Oninaki Producer Ryutaro Sasaki, Director Atsushi Hashimoto, and Creative Director Takashi Tokita recently sat down at E3 to discuss the upcoming action title from Tokyo RPG Factory, including their inspirations for the two worlds, how many weapons are in the game, and making the game even more gruesome than previous games via imagination. [Thanks, 4Gamer!]
Here are the highlights:
How many weapons are there in the game?
Ryutaro Sasaki, Producer: “We haven’t announced it yet, but there are more than you can count on both hands.”
Hashimoto-san, do you have any weapons in particular you like or would recommend?
Atsushi Hashimoto, Director: “Let’s see… My favorite weapon is among those not announced yet.” (laughs)
“I would recommend the katana. It’s the first weapon you play with so it’s made to be easier to use, but it feels pretty good to use it. For those who want more heavier, deliberate action there is the axe, and the preferred weapons even among the development staff are quite split. In that sense, each weapon has managed to bring its own personality.”
How did you decide upon the theme of going back and forth between the Living World and the Beyond?
Hashimoto: “Going in order, we first had the idea of going between two worlds. It started off jokingly as going between the worlds of I Am Setsuna and Lost Sphear, but swapping through worlds as the story progresses was genuinely interesting. And so when it came to the game theme, it sorted flowed into discussing, “Hey, wouldn’t the theme of life and death fit into this system? If we have to go back and forth, then how about a theme of reincarnation?”

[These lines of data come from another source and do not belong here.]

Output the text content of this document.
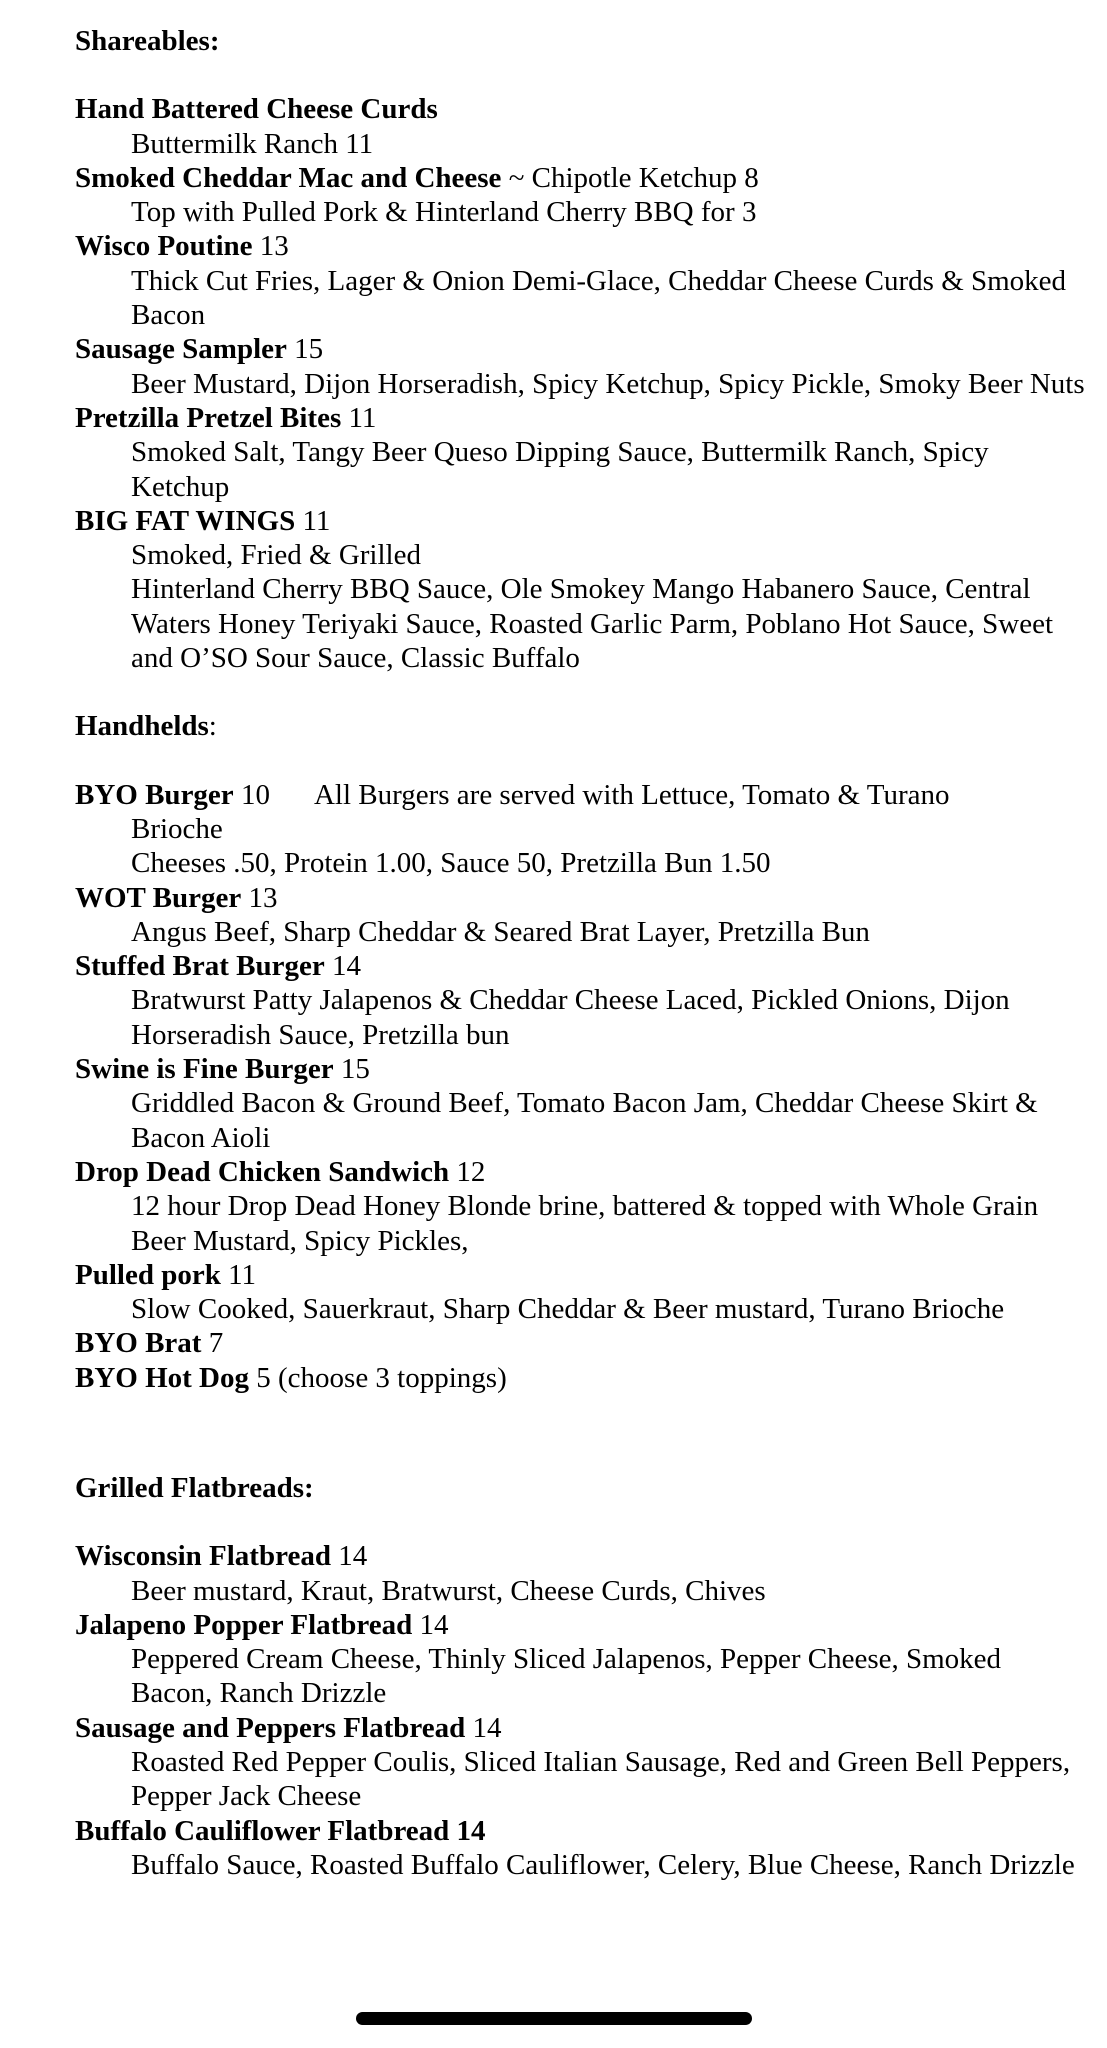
Shareables:

Hand Battered Cheese Curds

Buttermilk Ranch 11

Smoked Cheddar Mac and Cheese ~ Chipotle Ketchup 8

Top with Pulled Pork & Hinterland Cherry BBQ for 3

Wisco Poutine 13

Thick Cut Fries, Lager & Onion Demi-Glace, Cheddar Cheese Curds & Smoked Bacon

Sausage Sampler 15

Beer Mustard, Dijon Horseradish, Spicy Ketchup, Spicy Pickle, Smoky Beer Nuts

Pretzilla Pretzel Bites 11

Smoked Salt, Tangy Beer Queso Dipping Sauce, Buttermilk Ranch, Spicy Ketchup

BIG FAT WINGS 11

Smoked, Fried & Grilled

Hinterland Cherry BBQ Sauce, Ole Smokey Mango Habanero Sauce, Central Waters Honey Teriyaki Sauce, Roasted Garlic Parm, Poblano Hot Sauce, Sweet and O’SO Sour Sauce, Classic Buffalo

Handhelds:

BYO Burger 10 All Burgers are served with Lettuce, Tomato & Turano

Brioche

Cheeses .50, Protein 1.00, Sauce 50, Pretzilla Bun 1.50

WOT Burger 13

Angus Beef, Sharp Cheddar & Seared Brat Layer, Pretzilla Bun

Stuffed Brat Burger 14

Bratwurst Patty Jalapenos & Cheddar Cheese Laced, Pickled Onions, Dijon Horseradish Sauce, Pretzilla bun

Swine is Fine Burger 15

Griddled Bacon & Ground Beef, Tomato Bacon Jam, Cheddar Cheese Skirt & Bacon Aioli

Drop Dead Chicken Sandwich 12

12 hour Drop Dead Honey Blonde brine, battered & topped with Whole Grain Beer Mustard, Spicy Pickles,

Pulled pork 11

Slow Cooked, Sauerkraut, Sharp Cheddar & Beer mustard, Turano Brioche

BYO Brat 7

BYO Hot Dog 5 (choose 3 toppings)

Grilled Flatbreads:

Wisconsin Flatbread 14

Beer mustard, Kraut, Bratwurst, Cheese Curds, Chives

Jalapeno Popper Flatbread 14

Peppered Cream Cheese, Thinly Sliced Jalapenos, Pepper Cheese, Smoked Bacon, Ranch Drizzle

Sausage and Peppers Flatbread 14

Roasted Red Pepper Coulis, Sliced Italian Sausage, Red and Green Bell Peppers, Pepper Jack Cheese

Buffalo Cauliflower Flatbread 14

Buffalo Sauce, Roasted Buffalo Cauliflower, Celery, Blue Cheese, Ranch Drizzle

What are your thoughts on the world and the story?
Hashimoto: “When deciding the direction of the game, Tokita-san mentioned, “Let’s make it even more gruesome, and I did keep that in mind when creating it. I say gruesome, but that’s limited to the story and shocking scenes that will stir the imaginations of players, rather than actual gruesome portrayals.”

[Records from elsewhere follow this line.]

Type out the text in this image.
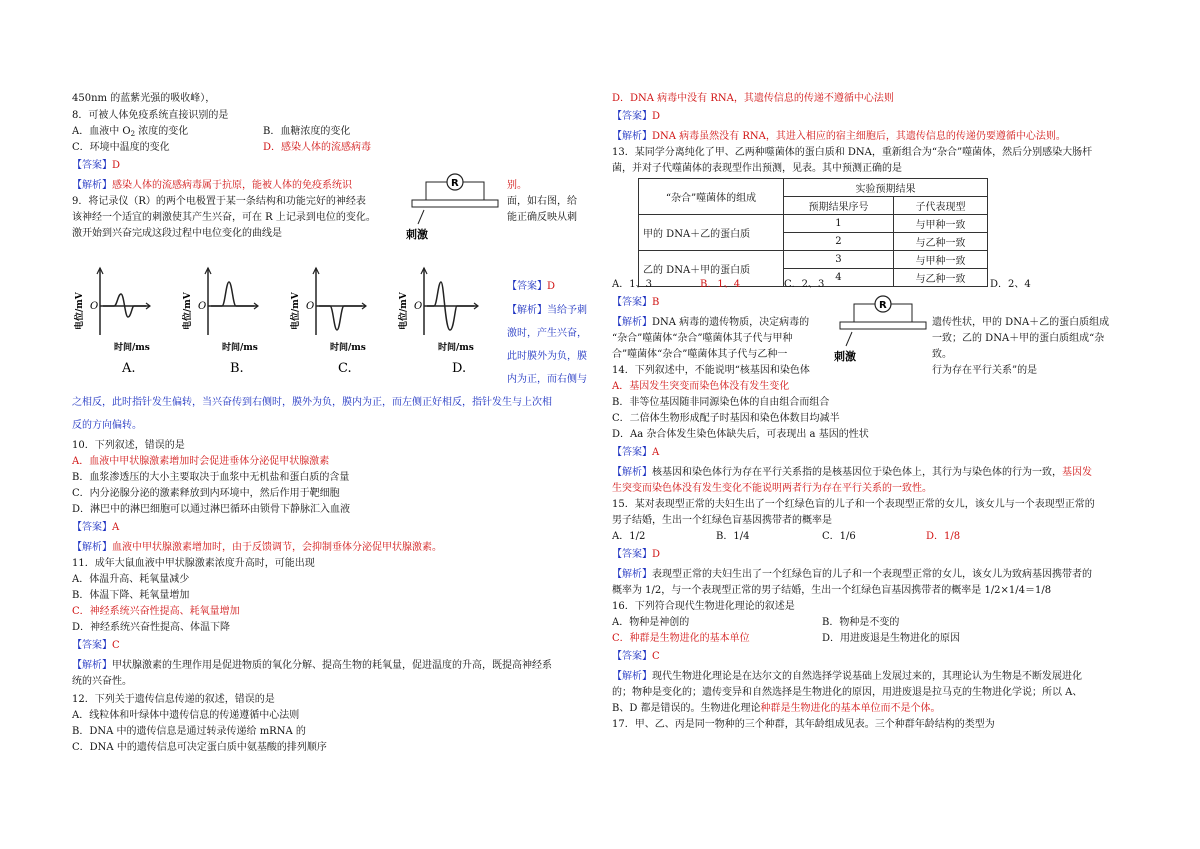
450nm 的蓝紫光强的吸收峰），
8．可被人体免疫系统直接识别的是
A．血液中 $O_2$ 浓度的变化	B．血糖浓度的变化
C．环境中温度的变化	D．感染人体的流感病毒
【答案】D
【解析】感染人体的流感病毒属于抗原，能被人体的免疫系统识	别。
R
刺激
9．将记录仪（R）的两个电极置于某一条结构和功能完好的神经表	面，如右图，给
该神经一个适宜的刺激使其产生兴奋，可在 R 上记录到电位的变化。	能正确反映从刺
激开始到兴奋完成这段过程中电位变化的曲线是
电位/mV O
时间/ms
A.
电位/mV O
时间/ms
B.
电位/mV O
时间/ms
C.
电位/mV O
时间/ms
D.
【答案】D
【解析】当给予刺
激时，产生兴奋，
此时膜外为负，膜
内为正，而右侧与
之相反，此时指针发生偏转，当兴奋传到右侧时，膜外为负，膜内为正，而左侧正好相反，指针发生与上次相
反的方向偏转。
10．下列叙述，错误的是
A．血液中甲状腺激素增加时会促进垂体分泌促甲状腺激素
B．血浆渗透压的大小主要取决于血浆中无机盐和蛋白质的含量
C．内分泌腺分泌的激素释放到内环境中，然后作用于靶细胞
D．淋巴中的淋巴细胞可以通过淋巴循环由锁骨下静脉汇入血液
【答案】A
【解析】血液中甲状腺激素增加时，由于反馈调节，会抑制垂体分泌促甲状腺激素。
11．成年大鼠血液中甲状腺激素浓度升高时，可能出现
A．体温升高、耗氧量减少
B．体温下降、耗氧量增加
C．神经系统兴奋性提高、耗氧量增加
D．神经系统兴奋性提高、体温下降
【答案】C
【解析】甲状腺激素的生理作用是促进物质的氧化分解、提高生物的耗氧量，促进温度的升高，既提高神经系
统的兴奋性。
12．下列关于遗传信息传递的叙述，错误的是
A．线粒体和叶绿体中遗传信息的传递遵循中心法则
B．DNA 中的遗传信息是通过转录传递给 mRNA 的
C．DNA 中的遗传信息可决定蛋白质中氨基酸的排列顺序
D．DNA 病毒中没有 RNA，其遗传信息的传递不遵循中心法则
【答案】D
【解析】DNA 病毒虽然没有 RNA，其进入相应的宿主细胞后，其遗传信息的传递仍要遵循中心法则。
13．某同学分离纯化了甲、乙两种噬菌体的蛋白质和 DNA，重新组合为“杂合”噬菌体，然后分别感染大肠杆
菌，并对子代噬菌体的表现型作出预测，见表。其中预测正确的是
“杂合”噬菌体的组成	实验预期结果	
	预期结果序号	子代表现型
甲的 DNA＋乙的蛋白质	1	与甲种一致
	2	与乙种一致
乙的 DNA＋甲的蛋白质	3	与甲种一致
	4	与乙种一致
A．1、3	B．1、4	C．2、3	D．2、4
【答案】B	R
刺激
【解析】DNA 病毒的遗传物质，决定病毒的	遗传性状，甲的 DNA＋乙的蛋白质组成
“杂合”噬菌体“杂合”噬菌体其子代与甲种	一致；乙的 DNA＋甲的蛋白质组成“杂
合”噬菌体“杂合”噬菌体其子代与乙种一	致。
14．下列叙述中，不能说明“核基因和染色体	行为存在平行关系”的是
A．基因发生突变而染色体没有发生变化
B．非等位基因随非同源染色体的自由组合而组合
C．二倍体生物形成配子时基因和染色体数目均减半
D．Aa 杂合体发生染色体缺失后，可表现出 a 基因的性状
【答案】A
【解析】核基因和染色体行为存在平行关系指的是核基因位于染色体上，其行为与染色体的行为一致，基因发
生突变而染色体没有发生变化不能说明两者行为存在平行关系的一致性。
15．某对表现型正常的夫妇生出了一个红绿色盲的儿子和一个表现型正常的女儿，该女儿与一个表现型正常的
男子结婚，生出一个红绿色盲基因携带者的概率是
A．1/2	B．1/4	C．1/6	D．1/8
【答案】D
【解析】表现型正常的夫妇生出了一个红绿色盲的儿子和一个表现型正常的女儿，该女儿为致病基因携带者的
概率为 1/2，与一个表现型正常的男子结婚，生出一个红绿色盲基因携带者的概率是 1/2×1/4＝1/8
16．下列符合现代生物进化理论的叙述是
A．物种是神创的	B．物种是不变的
C．种群是生物进化的基本单位	D．用进废退是生物进化的原因
【答案】C
【解析】现代生物进化理论是在达尔文的自然选择学说基础上发展过来的，其理论认为生物是不断发展进化
的；物种是变化的；遗传变异和自然选择是生物进化的原因，用进废退是拉马克的生物进化学说；所以 A、
B、D 都是错误的。生物进化理论种群是生物进化的基本单位而不是个体。
17．甲、乙、丙是同一物种的三个种群，其年龄组成见表。三个种群年龄结构的类型为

Takashi Tokita, Creative Director: “During the Famicom, Super Famicom, and PlayStation days, games couldn’t really portray everything, so we couldn’t spoil the players with cutscenes that protrayed everything, and instead left it to the players’ imagination.
Now that games are able to portray things better, there are lots of cases where developers pay too much mind to complying [with regulations] and pull back on their vision, but I wonder if they’re able to make interesting games like that. Thus with this game, we are paying no mind to showing as much as possible, and instead balancing it out after polishing the game. In this respect, it’s quite close to how games were made back then.”
Oninaki releases in Japan on August 22, 2019 for PlayStation 4 and Nintendo Switch. The game will release in the West in Summer 2019 along with a PC version coming via Steam.